Compiled by Gus Cairns

Only half of patients check to see if PEP has worked

A French study has found that although the national system for providing post-exposure prophylaxis (PEP – HIV drugs to prevent infection) after sexual exposure seems to be working quite well, only half of patients given PEP return a month later to be re-tested and see if it has worked.

During 2005 90 patients asked for PEP at the Pitié-Salpetrière Hospital in Paris, one of France’s largest HIV clinics.

Three-quarters of them were men and half of them were gay men, with an average age of 29. Only one in five definitely knew that their partner had HIV, and four of the 90 reported that their contact was ‘HIV-negative’, so it’s not clear why they were seeking PEP. Condoms were not used in just over half the encounters; in 40% of the others, their use was ‘dysfunctional’, i.e. with breakage, slippage and so on.
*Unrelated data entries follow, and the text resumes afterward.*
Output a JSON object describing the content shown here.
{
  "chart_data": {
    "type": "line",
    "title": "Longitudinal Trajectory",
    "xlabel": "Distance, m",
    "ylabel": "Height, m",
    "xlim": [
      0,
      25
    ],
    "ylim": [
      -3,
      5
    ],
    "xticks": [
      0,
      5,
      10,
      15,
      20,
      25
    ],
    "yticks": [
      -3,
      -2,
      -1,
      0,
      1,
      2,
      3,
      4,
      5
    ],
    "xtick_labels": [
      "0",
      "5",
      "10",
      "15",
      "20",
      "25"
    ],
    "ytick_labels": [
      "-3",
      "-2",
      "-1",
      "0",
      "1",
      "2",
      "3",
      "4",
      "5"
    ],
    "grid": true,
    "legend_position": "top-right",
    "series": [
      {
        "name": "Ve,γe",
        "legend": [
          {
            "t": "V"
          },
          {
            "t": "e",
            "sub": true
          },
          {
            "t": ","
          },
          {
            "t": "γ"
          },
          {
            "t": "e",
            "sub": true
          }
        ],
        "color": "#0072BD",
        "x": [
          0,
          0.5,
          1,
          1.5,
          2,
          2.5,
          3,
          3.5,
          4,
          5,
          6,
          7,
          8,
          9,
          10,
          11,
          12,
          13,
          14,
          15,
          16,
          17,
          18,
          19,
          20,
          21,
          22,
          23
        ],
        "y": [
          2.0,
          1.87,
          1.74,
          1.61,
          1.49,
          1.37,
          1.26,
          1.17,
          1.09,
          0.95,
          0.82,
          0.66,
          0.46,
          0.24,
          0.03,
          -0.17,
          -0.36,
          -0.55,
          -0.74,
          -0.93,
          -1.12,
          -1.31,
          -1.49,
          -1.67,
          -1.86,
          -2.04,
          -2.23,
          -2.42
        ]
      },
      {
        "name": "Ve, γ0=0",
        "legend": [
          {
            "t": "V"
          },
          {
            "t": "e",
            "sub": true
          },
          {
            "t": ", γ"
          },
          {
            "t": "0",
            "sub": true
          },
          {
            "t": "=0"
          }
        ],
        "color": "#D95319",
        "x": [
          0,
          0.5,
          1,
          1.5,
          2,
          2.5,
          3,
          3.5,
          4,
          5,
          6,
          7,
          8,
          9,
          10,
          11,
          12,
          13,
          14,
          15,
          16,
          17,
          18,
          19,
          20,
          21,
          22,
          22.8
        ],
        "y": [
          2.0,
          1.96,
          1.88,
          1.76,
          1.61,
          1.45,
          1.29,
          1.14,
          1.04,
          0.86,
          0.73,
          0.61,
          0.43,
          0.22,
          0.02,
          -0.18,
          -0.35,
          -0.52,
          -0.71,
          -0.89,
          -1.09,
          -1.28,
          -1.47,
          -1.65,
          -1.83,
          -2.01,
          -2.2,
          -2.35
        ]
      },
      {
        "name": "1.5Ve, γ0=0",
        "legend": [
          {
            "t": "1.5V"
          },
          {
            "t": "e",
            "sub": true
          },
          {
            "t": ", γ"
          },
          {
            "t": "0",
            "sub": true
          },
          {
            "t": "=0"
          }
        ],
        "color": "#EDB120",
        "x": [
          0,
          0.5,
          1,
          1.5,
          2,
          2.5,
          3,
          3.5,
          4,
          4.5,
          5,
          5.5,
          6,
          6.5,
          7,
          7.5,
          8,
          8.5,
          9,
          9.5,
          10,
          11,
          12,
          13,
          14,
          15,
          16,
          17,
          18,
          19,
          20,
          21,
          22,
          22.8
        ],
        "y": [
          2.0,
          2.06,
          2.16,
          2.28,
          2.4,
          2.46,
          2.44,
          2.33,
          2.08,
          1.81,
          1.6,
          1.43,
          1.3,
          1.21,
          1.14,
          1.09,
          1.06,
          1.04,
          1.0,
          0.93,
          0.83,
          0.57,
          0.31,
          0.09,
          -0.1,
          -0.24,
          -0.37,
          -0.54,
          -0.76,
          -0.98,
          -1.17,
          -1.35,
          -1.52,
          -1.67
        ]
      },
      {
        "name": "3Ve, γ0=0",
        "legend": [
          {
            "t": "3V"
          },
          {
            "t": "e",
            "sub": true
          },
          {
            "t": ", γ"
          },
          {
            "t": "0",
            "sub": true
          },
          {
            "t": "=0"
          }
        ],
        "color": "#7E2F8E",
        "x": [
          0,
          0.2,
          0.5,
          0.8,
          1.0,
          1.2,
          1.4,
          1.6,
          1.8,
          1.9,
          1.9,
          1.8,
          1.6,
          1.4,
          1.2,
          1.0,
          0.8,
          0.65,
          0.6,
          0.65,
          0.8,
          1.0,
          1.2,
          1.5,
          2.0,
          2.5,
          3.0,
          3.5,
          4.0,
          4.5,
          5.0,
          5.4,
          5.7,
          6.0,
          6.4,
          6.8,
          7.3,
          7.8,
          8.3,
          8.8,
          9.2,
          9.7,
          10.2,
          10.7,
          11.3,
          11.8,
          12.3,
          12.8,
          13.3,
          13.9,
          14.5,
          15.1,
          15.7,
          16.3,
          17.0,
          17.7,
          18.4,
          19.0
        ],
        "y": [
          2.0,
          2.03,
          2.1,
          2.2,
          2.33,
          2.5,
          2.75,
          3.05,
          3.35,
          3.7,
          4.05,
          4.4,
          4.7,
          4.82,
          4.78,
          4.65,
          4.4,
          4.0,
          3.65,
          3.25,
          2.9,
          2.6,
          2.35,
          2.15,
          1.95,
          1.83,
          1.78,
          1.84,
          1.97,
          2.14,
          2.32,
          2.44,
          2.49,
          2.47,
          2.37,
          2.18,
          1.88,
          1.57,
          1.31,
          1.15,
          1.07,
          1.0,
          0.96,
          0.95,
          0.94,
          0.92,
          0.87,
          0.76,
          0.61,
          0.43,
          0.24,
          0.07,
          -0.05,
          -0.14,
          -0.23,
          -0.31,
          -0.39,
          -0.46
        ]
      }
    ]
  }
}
Two people turned up after non-sexual encounters, one from a bite and one after contact with blood.

Although in a lot of cases the HIV risk was pretty low, 80 out of the 90 were given PEP, highlighting, say the researchers, “the issue of the medical decision for these patients in the context of stress and anxiety.”

The average delay between the risk incident and starting PEP was 18 hours and was only more than 48 hours in five patients.

The standard combination prescribed at the hospital was Combivir® (AZT + 3TC) plus Kaletra® (lopinavir/r), and the researchers wonder if tolerability “could be improved with new antiretroviral agents,” because 17.5% of patients had to have their prescription changed due to side effects, usually diarrhoea.

The biggest problem was that too few patients turned up for their follow-up appointments. Only two-thirds turned up after their month of PEP and although their adherence seemed to be almost perfect, it tells us nothing about the other third. And only 50% turned up a month later for a follow-up HIV test, spo although no-one who did turned out to have HIV, oit tells us little about whether PEP worked for everyone.

“Patients’ adherence to follow-up HIV testing should be reinforced to validate the PEP strategy,” say the researchers.